Client #5 was admitted on September 26, 2018 and was discharged on March 12, 2020. Client #5 had a treatment plan update on June 26, 2019 and the next should have been no later than August 26, 2019 but next update did not occur until January 24, 2020.

Client #6 was admitted on July 3, 2019 and was discharged on September 13, 2020. Client #6 had a treatment plan update on November 7, 2019 with the next due no later than January 7, 2020 but was completed on February 24, 2020. Another treatment plan update was completed on June 19, 2020 with the next due no later than August 19, 2020 but was not completed until August 28, 2020.

These findings were reviewed with facility staff during the licensing process.
 
Plan of Correction
Conducted a clinical staff team meeting where we reviewed this item and the requirements for timely completion of treatment plan reviews. The Clinical Supervisor for Quality Assurance will begin in November 2020 to conduct monthly, random chart audits to ensure compliance with completion of treatment plan reviews. Clinical staff were instructed to utilize the chart tracking stickers, client roster document or other system to indicate the dates by which subsequent treatment plans are due. All clinical staff are notified of the Medical Director's hours and availability to review and sign treatment plan documents via monthly calendar produced by the Director.

709.94(b)  LICENSURE Project management services

709.94. Project management services. (b) The hours of project operation shall be displayed conspicuously to the general public.
Observations
Based on a physical site inspection on October 8, 2020, the project failed to display conspicuously to the general public the hours of project operation.

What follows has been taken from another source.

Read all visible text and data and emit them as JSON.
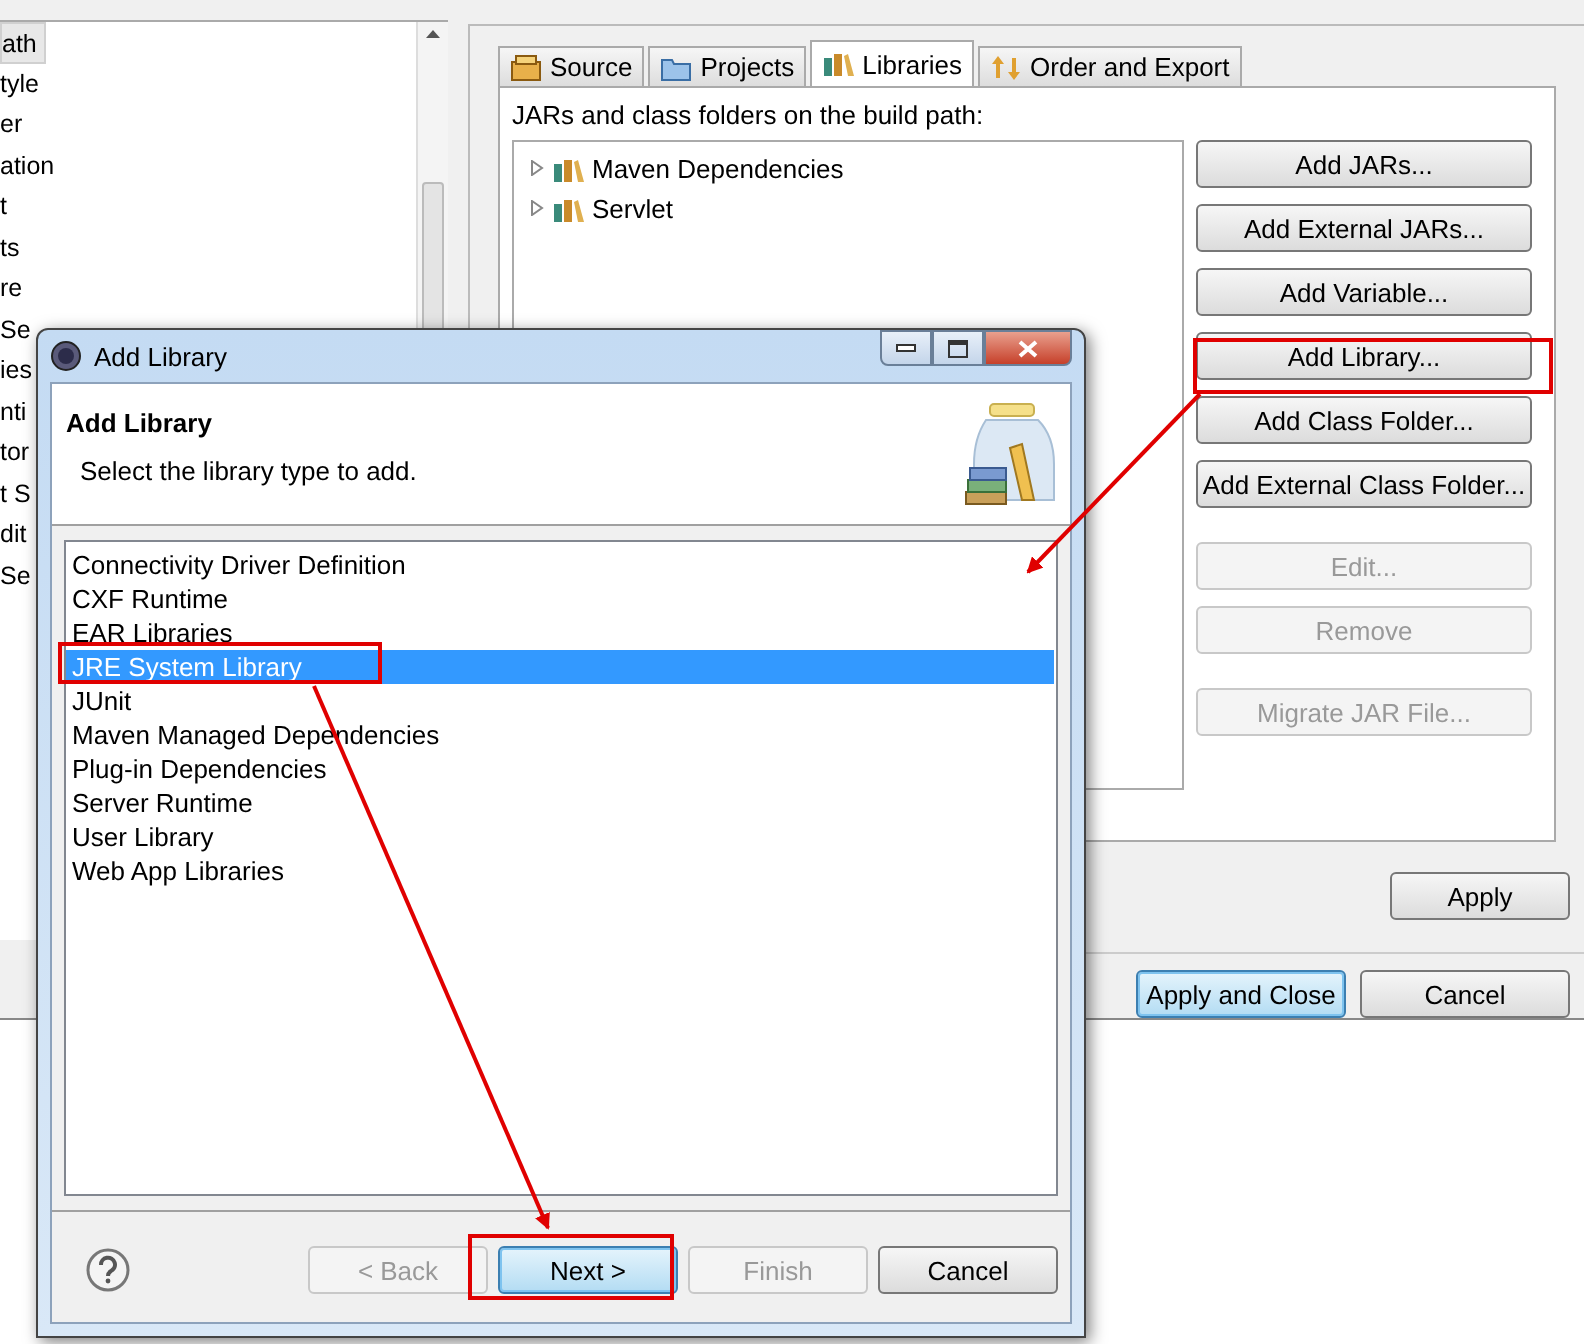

These findings were reviewed with project staff during the licensing process.
 
Plan of Correction
Following the inspection exit interview, a document indicating the agency's hours of operation and an emergency contact number was created and printed by the Director. The information was then posted on the two public entrance doors of the building.

709.94(c)  LICENSURE Project management services

709.94. Project management services. (c) A telephone number shall be displayed conspicuously to the general public for emergency purposes.
Observations
Based on a physical site inspection on October 8, 2020, the project failed to display conspicuously to the general public a telephone number for emergency purposes.

These findings were reviewed with project staff during the licensing process.
 
Plan of Correction
Following the inspection exit interview, a document indicating the agency's hours of operation and an emergency contact number was created and printed by the Director. The information was then posted on the two public entrance doors of the building.